I thought, “Well, this better be good…” It was better than good; it was great.
After years of skirting the issue of his sexuality with his father, a father who stayed silent after Bruni's late mother told him then-younger Frank's secret, Bruni recently had lunch with his dad to find out how he came to accept him.
Here is an excerpt from a piece worth reading twice. The scene picks up with Bruni's father explaining why, even after knowing the truth, he said nothing:
“It was just so unusual to me,” he recalled, groping for the right word.
He'd heard it said that gay people were somehow stunted, maybe even ill.

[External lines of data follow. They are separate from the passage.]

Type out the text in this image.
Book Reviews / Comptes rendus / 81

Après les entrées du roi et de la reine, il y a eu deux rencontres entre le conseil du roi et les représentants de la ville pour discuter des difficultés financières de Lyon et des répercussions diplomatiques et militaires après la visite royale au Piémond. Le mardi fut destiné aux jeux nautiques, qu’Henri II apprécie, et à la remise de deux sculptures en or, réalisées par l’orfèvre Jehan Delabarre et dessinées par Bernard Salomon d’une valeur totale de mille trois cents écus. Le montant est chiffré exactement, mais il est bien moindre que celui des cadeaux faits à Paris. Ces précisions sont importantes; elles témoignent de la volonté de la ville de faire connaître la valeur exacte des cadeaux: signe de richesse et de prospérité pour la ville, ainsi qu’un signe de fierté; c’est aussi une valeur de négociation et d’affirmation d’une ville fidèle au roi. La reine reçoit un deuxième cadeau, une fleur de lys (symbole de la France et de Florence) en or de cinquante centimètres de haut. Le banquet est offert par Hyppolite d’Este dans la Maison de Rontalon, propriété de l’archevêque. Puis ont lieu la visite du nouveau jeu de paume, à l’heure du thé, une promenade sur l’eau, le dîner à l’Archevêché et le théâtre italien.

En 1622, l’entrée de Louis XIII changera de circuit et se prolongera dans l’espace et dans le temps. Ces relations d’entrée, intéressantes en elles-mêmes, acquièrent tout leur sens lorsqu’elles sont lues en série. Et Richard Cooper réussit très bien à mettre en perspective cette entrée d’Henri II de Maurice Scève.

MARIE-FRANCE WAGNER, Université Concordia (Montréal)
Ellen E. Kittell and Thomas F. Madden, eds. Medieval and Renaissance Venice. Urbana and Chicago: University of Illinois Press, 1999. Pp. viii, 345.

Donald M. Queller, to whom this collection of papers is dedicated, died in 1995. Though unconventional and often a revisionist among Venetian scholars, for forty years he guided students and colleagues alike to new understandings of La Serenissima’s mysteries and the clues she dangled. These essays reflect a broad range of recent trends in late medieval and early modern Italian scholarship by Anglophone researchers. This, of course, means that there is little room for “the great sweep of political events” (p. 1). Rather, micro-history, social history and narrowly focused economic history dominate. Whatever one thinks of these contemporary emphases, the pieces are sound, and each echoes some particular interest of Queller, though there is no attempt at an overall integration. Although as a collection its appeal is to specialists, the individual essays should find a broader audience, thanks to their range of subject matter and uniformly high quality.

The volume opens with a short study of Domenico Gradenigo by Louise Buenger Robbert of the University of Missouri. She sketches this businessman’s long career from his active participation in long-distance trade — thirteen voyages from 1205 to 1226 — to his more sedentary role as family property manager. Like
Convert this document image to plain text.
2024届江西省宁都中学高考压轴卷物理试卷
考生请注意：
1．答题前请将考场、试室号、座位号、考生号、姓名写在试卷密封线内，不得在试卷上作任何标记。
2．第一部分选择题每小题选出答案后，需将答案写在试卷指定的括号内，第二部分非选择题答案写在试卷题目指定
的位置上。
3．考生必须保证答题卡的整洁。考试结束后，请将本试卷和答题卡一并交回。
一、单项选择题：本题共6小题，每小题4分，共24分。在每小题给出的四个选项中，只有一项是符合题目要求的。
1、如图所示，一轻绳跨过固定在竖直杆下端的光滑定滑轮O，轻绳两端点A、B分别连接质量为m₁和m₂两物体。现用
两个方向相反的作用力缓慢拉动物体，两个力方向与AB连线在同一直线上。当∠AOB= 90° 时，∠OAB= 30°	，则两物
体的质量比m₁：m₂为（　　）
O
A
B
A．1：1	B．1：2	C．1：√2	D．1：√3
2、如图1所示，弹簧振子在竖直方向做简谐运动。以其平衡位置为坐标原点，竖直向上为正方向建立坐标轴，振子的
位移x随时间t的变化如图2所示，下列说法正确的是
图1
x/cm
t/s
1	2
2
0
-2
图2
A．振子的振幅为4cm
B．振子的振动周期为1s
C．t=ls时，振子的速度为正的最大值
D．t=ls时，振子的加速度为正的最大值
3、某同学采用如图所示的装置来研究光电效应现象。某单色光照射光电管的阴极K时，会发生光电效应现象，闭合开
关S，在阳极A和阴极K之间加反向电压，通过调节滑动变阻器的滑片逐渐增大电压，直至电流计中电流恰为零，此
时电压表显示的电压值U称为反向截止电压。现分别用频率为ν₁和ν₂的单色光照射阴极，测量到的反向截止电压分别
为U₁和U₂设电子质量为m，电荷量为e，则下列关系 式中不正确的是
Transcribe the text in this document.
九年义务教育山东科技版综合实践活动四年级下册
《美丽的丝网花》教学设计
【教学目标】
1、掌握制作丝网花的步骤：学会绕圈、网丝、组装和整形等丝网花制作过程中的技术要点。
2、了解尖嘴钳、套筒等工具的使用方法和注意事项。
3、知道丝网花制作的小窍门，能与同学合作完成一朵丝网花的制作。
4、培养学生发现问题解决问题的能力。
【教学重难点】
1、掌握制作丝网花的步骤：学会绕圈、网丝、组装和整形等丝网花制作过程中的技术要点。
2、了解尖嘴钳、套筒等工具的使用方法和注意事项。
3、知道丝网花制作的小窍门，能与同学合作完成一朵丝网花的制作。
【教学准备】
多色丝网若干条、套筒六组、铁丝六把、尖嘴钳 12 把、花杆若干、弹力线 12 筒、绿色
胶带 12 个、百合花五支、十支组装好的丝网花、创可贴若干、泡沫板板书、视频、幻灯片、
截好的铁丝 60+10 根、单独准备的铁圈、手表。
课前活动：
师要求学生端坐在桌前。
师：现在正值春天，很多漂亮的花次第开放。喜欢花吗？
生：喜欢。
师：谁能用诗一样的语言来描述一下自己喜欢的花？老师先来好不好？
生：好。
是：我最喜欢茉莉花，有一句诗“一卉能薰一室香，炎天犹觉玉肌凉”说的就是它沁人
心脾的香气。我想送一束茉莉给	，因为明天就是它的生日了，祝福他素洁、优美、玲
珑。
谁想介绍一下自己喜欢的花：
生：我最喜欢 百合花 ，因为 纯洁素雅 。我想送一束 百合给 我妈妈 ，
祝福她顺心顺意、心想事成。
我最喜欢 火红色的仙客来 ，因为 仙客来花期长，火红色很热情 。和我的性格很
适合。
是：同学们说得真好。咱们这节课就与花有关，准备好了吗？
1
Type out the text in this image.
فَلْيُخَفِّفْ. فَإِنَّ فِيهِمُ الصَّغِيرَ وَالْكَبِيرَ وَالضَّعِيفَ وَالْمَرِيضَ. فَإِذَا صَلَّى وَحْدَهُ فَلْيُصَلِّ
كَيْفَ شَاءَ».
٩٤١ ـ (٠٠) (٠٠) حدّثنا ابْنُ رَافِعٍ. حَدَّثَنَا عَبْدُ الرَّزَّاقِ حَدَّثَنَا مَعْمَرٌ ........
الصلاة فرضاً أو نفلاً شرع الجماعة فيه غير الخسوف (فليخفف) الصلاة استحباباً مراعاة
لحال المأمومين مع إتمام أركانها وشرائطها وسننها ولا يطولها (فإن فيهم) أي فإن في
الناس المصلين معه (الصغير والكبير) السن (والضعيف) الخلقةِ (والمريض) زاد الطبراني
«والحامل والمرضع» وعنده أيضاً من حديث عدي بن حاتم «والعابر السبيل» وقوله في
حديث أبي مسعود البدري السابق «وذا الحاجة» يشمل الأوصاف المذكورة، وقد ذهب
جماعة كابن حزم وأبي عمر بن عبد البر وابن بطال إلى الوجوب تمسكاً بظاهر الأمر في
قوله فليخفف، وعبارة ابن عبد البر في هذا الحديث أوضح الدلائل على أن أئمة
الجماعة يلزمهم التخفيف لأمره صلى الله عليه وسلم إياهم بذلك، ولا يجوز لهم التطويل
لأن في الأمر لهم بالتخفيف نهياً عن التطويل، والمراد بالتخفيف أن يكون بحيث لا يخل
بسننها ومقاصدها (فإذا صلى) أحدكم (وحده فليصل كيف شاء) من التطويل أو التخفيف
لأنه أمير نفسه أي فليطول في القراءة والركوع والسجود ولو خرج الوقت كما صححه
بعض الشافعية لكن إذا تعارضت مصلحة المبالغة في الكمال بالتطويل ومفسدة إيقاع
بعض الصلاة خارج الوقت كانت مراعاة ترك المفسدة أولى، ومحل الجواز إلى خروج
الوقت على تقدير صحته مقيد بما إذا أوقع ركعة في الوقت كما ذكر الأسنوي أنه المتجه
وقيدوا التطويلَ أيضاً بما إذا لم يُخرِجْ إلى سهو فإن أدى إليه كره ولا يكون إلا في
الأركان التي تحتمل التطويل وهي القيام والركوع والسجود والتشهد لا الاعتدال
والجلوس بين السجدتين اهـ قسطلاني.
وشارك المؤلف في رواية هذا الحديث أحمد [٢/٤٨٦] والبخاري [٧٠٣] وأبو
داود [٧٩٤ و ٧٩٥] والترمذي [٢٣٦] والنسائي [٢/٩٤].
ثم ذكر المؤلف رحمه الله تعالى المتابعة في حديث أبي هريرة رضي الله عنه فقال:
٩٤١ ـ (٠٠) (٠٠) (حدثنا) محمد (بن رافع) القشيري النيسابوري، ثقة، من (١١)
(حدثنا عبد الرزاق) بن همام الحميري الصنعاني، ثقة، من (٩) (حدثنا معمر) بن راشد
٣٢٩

But that made no sense to him, because he was confident that I was
neither of those things.He'd heard it said that peculiar upbringings turned children gay. “I
thought about it a lot,” he said, “and I came to the conclusion that it
had to be in your genes, in you, because I couldn't think how the
environment for you was any different than it was for your two
brothers.”He said he worried that I was in for a more difficult, less complete
life than they and my sister were. I asked him why he'd never broached
that with me. He said that it would have been an insult — that I was
obviously smart enough to have assessed the terrain and figured out for
myself how I was going to navigate it.
It's a touching and telling people, particularly the elder Bruni's hypothesis on why some American remain hesitant to accept gay people. “I'm convinced that people who don't accept gays just don't
really know any of them.” Smart man.